Applying the MHFA Action Plan throughout a person’s mental health journey creates opportunities for many of the following helpful possibilities and associated action steps to occur:

  • Listen nonjudgmentally: Often friends and/or family call police for help when someone they care about needs emergency mental health services. During that call, officers may determine the person’s condition meets criteria for an immediate evaluation. Establishing this threshold and the ensuing actions can be difficult for all present. Timely follow-up with the person who called for public safety assistance provides considerable opportunities to establish trust and rapport. Checking on their wellbeing and expressing genuine interest in the progress of the person who received care can also help build confidence, trust and rapport.
  • Assess for risk of suicide or harm: Use MHFA noticing and listening skills to identify any new or changing signs and symptoms. These may include delayed trauma warnings following a traumatic event the officers responded to. Changes can also be positive, showing signs of resilience.
  • Encourage appropriate professional help: Offer non-emergency or voluntary professional help resources and self-help strategy considerations. Because of the emergency nature of certain public safety mental health encounters and the need for immediate evaluation, you may not have time to discuss other types of professionals, resources or self-care.
  • Encourage self-help and other support strategies: Discuss department mental health resources, such as crisis intervention teams, imbedded clinical staff, a MHFA course or other committed persons or units. Awareness of such options and the agencies’ sincere interest in mental health encounter outcomes can increase caller confidence when deciding to involve public safety in any future incidents.
  • Give reassurance and information: Identify steps, actions or measures that may assist in providing effective future response. Helpful information often includes safety precautions, cultural considerations, treatment barriers, best contacts and established relationships within the public safety agency.

Tested by experience

As I said earlier, I’m a retired police captain. I also live with a mental health challenge and sought treatment while active on the police force. From my experience, I can tell you just how meaningful it was to have people who cared about me — from within my department and from outside of it — and offered support beyond my initial leave for treatment.

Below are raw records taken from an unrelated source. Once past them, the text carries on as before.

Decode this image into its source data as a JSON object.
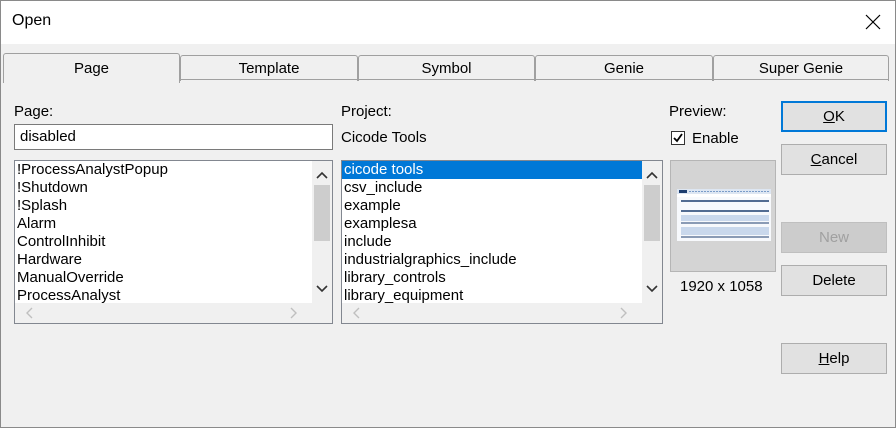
{
  "window": {
    "title": "Open"
  },
  "tabs": [
    {
      "label": "Page",
      "active": true
    },
    {
      "label": "Template",
      "active": false
    },
    {
      "label": "Symbol",
      "active": false
    },
    {
      "label": "Genie",
      "active": false
    },
    {
      "label": "Super Genie",
      "active": false
    }
  ],
  "page": {
    "label": "Page:",
    "value": "disabled",
    "items": [
      "!ProcessAnalystPopup",
      "!Shutdown",
      "!Splash",
      "Alarm",
      "ControlInhibit",
      "Hardware",
      "ManualOverride",
      "ProcessAnalyst"
    ]
  },
  "project": {
    "label": "Project:",
    "current": "Cicode Tools",
    "items": [
      "cicode tools",
      "csv_include",
      "example",
      "examplesa",
      "include",
      "industrialgraphics_include",
      "library_controls",
      "library_equipment"
    ],
    "selected_index": 0
  },
  "preview": {
    "label": "Preview:",
    "enable_label": "Enable",
    "enabled": true,
    "resolution": "1920 x 1058"
  },
  "buttons": {
    "ok": {
      "mnemonic": "O",
      "rest": "K"
    },
    "cancel": {
      "mnemonic": "C",
      "rest": "ancel"
    },
    "new": "New",
    "delete": "Delete",
    "help": {
      "mnemonic": "H",
      "rest": "elp"
    }
  },
  "colors": {
    "selection": "#0078d7",
    "default_button_border": "#0078d7",
    "preview_accent": "#1c3d6e"
  }
}
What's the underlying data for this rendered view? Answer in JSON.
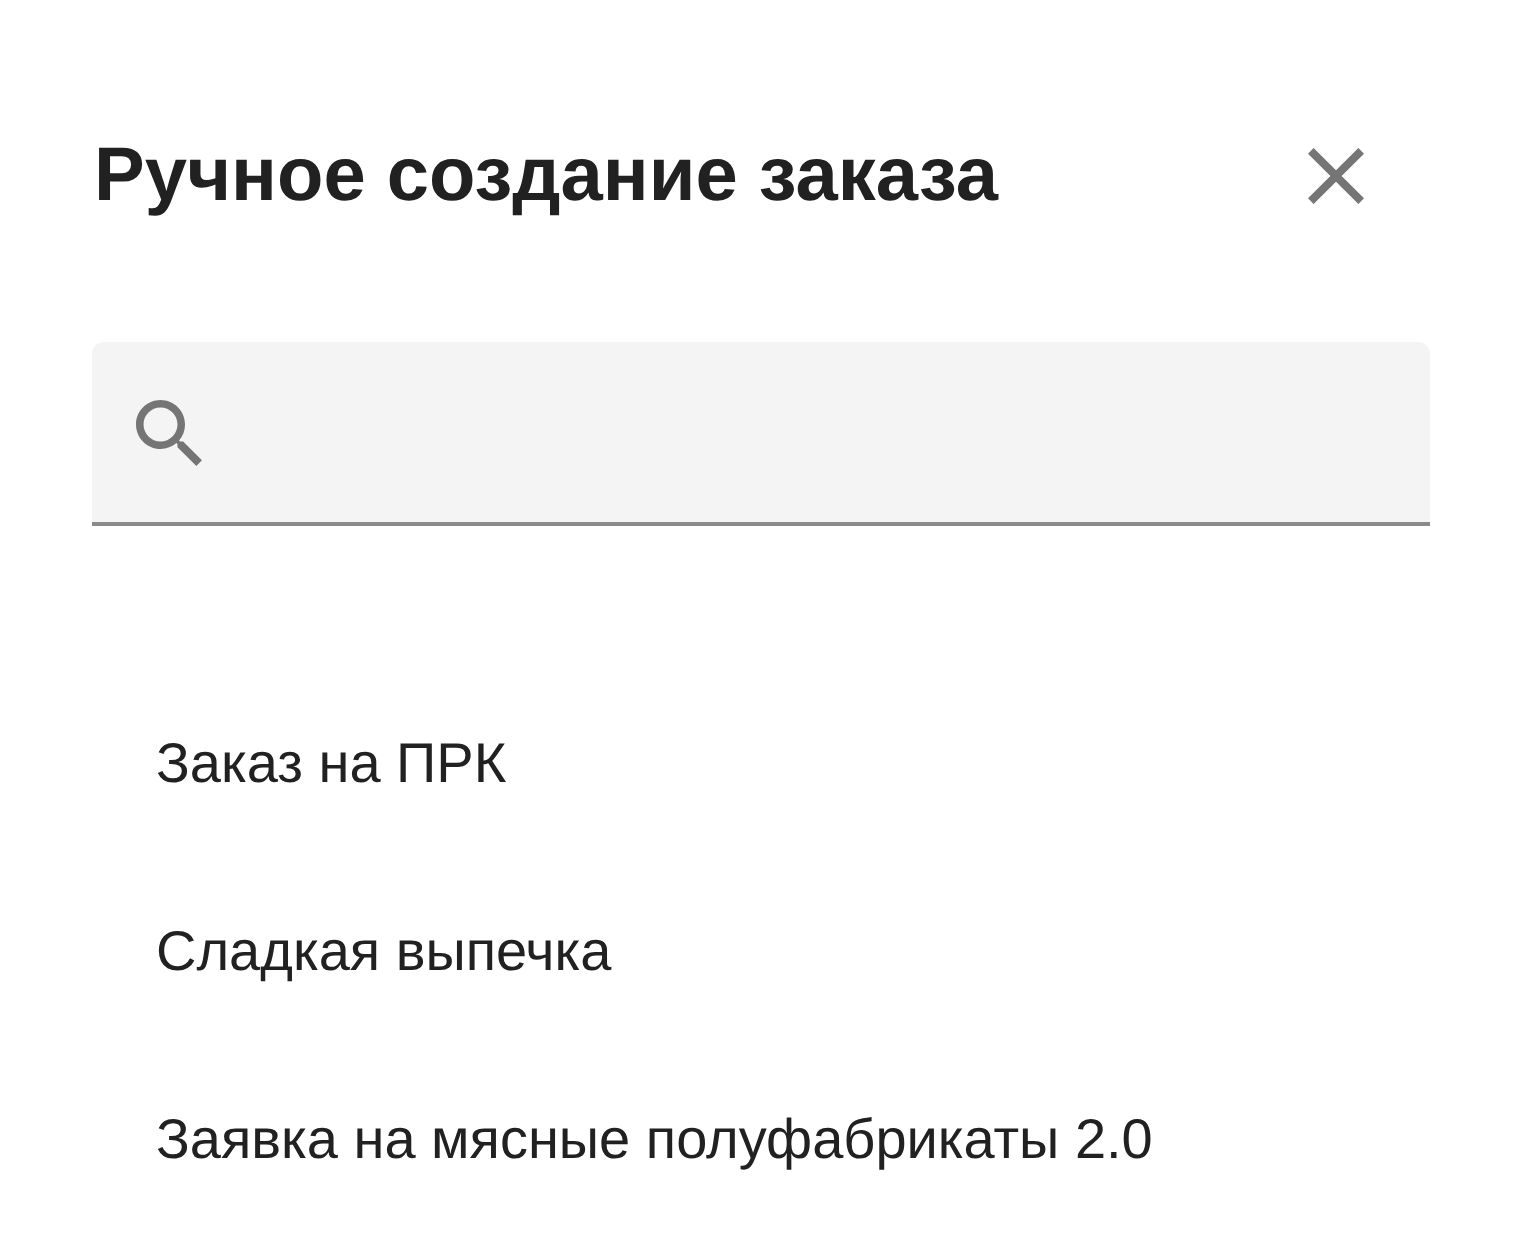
{
  "dialog": {
    "title": "Ручное создание заказа"
  },
  "options": [
    {
      "label": "Заказ на ПРК"
    },
    {
      "label": "Сладкая выпечка"
    },
    {
      "label": "Заявка на мясные полуфабрикаты 2.0"
    }
  ]
}
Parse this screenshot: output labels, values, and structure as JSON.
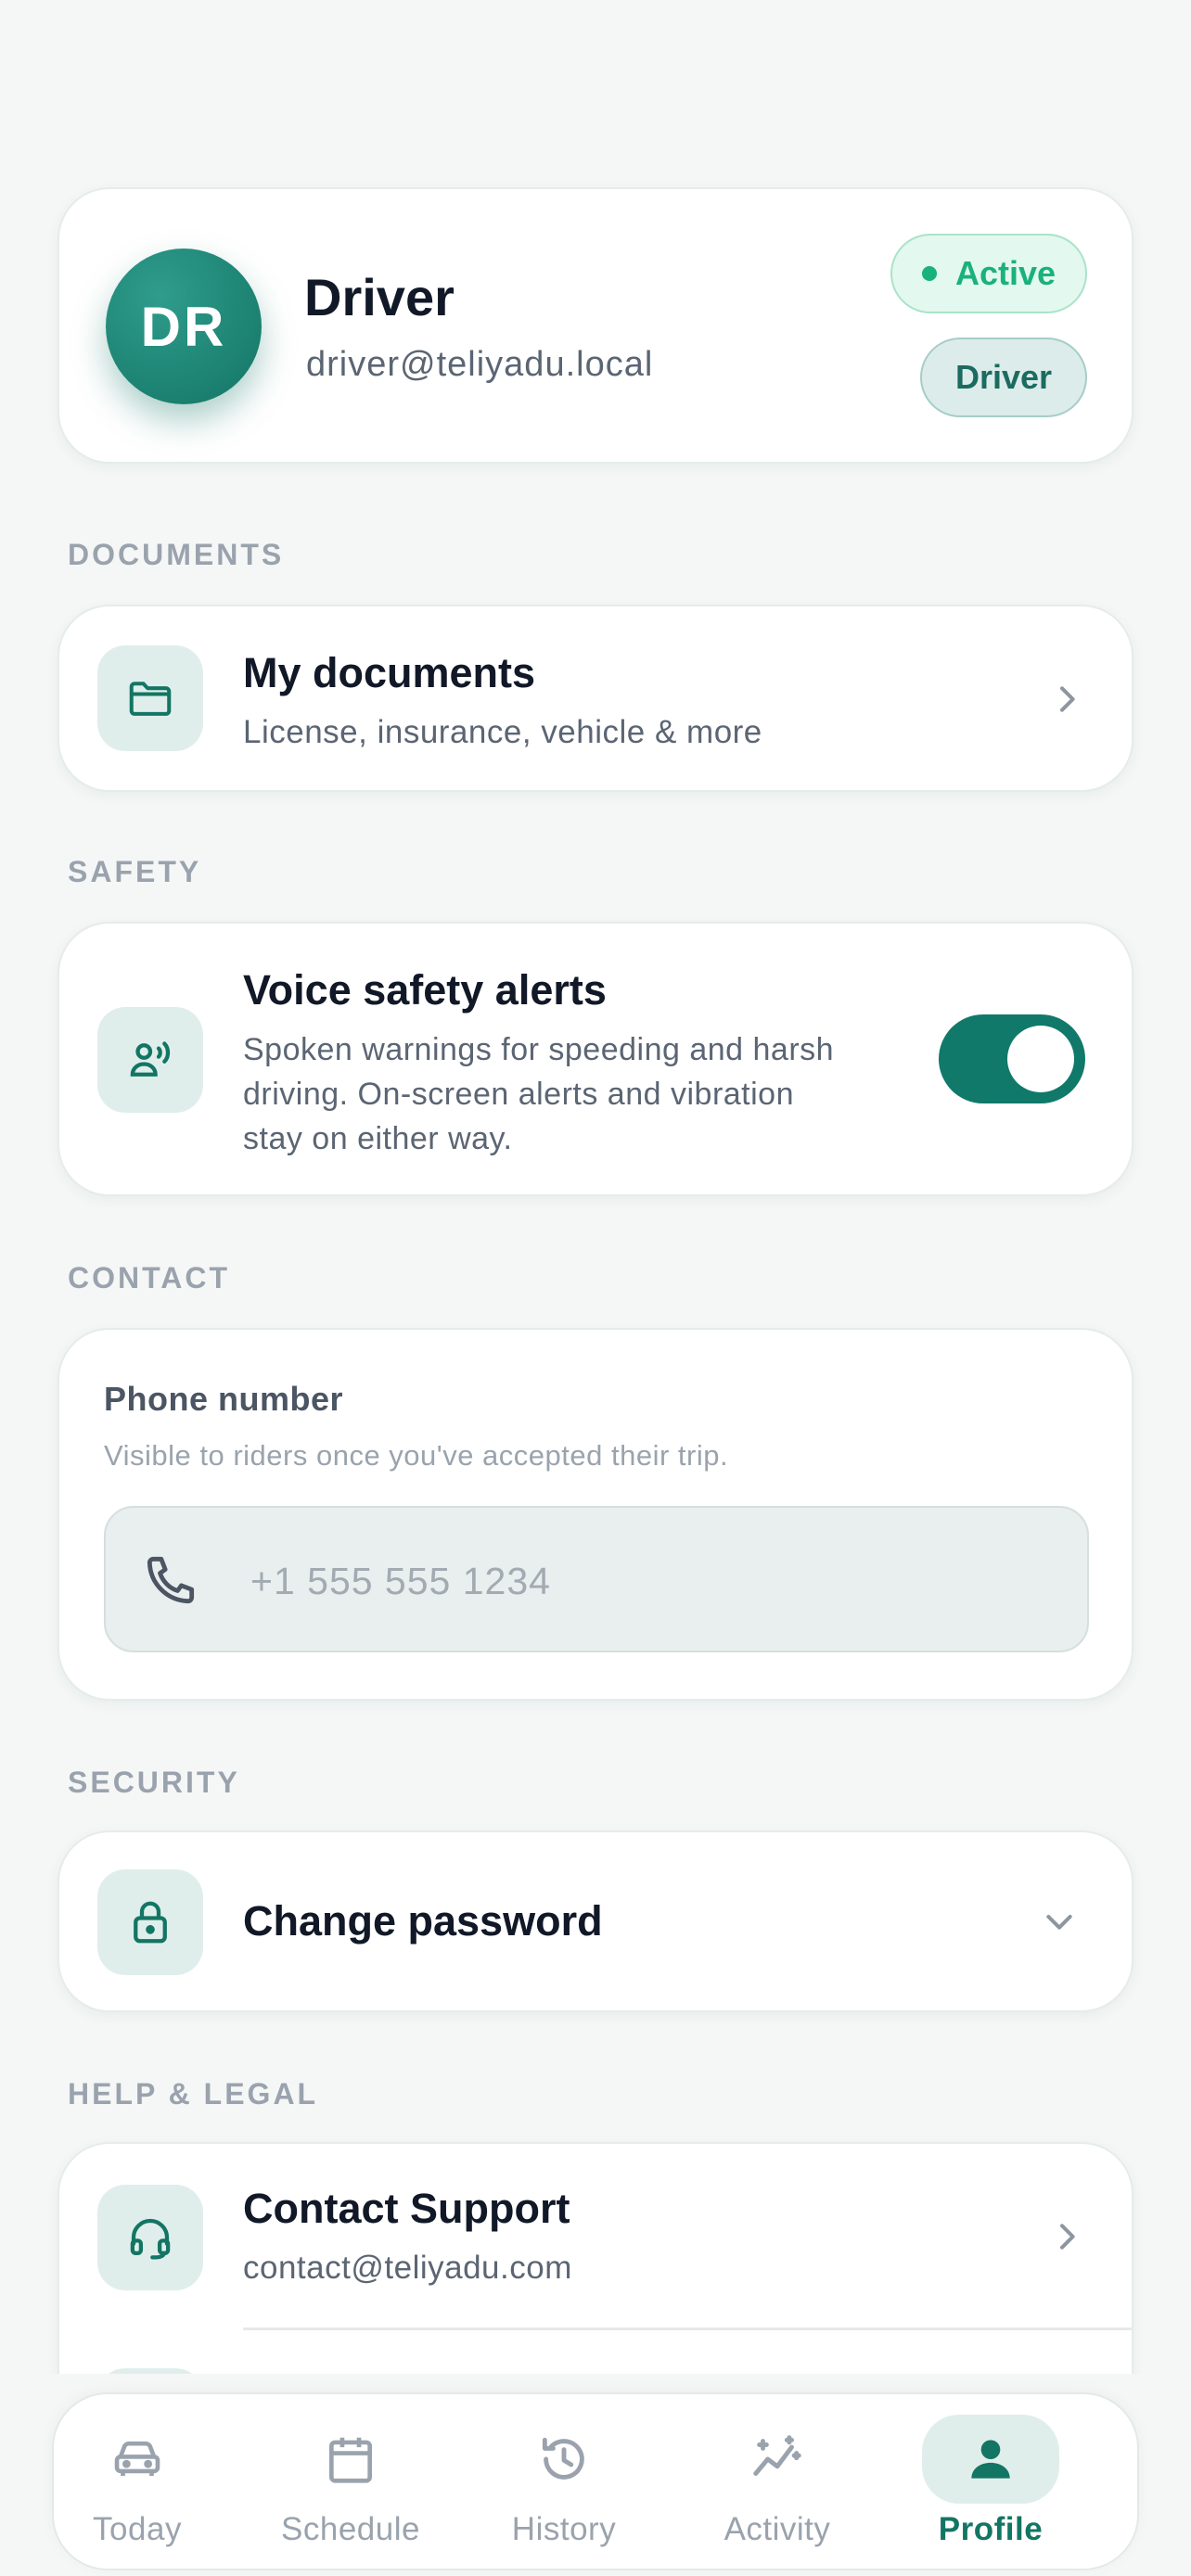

While I was on leave, I experienced many of the concerns I’ve heard from my peers in a similar state, including worry over perception, fear of stigma, fitness-for-duty targeting and recovery likeliness. The reassurance and other MHFA functional steps applied to me offered not only hope in my recovery but also offered real testament to the usefulness and effectiveness of the follow-up.

As a MHFA National Trainer, Joe Coffey co-authored MHFA for Public Safety, 1st Edition, trained over a thousand MHFA Instructors and certified thousands of MHFA First Aiders over the last ten years. He is a retired Captain of the Warwick, Rhode Island Police Department, where he established and led his department’s Mental Health Crisis Response Team. Prior to his twenty-year policing career, Joe worked ten years in Corrections, achieving the rank of Captain, and served in the Army and Army Reserve. Joe is a 2013 graduate of the FBI National Academy, Quantico, VA. He earned a Bachelor of Science Degree from Roger Williams University and a Graduate Certificate from the University of Virginia. Joe served on several mental health boards and committees as well as volunteering for many community organizations, including the Providence MET, Boys & Girls Scouts, Special Olympics, Honor Flight and Quell Foundation.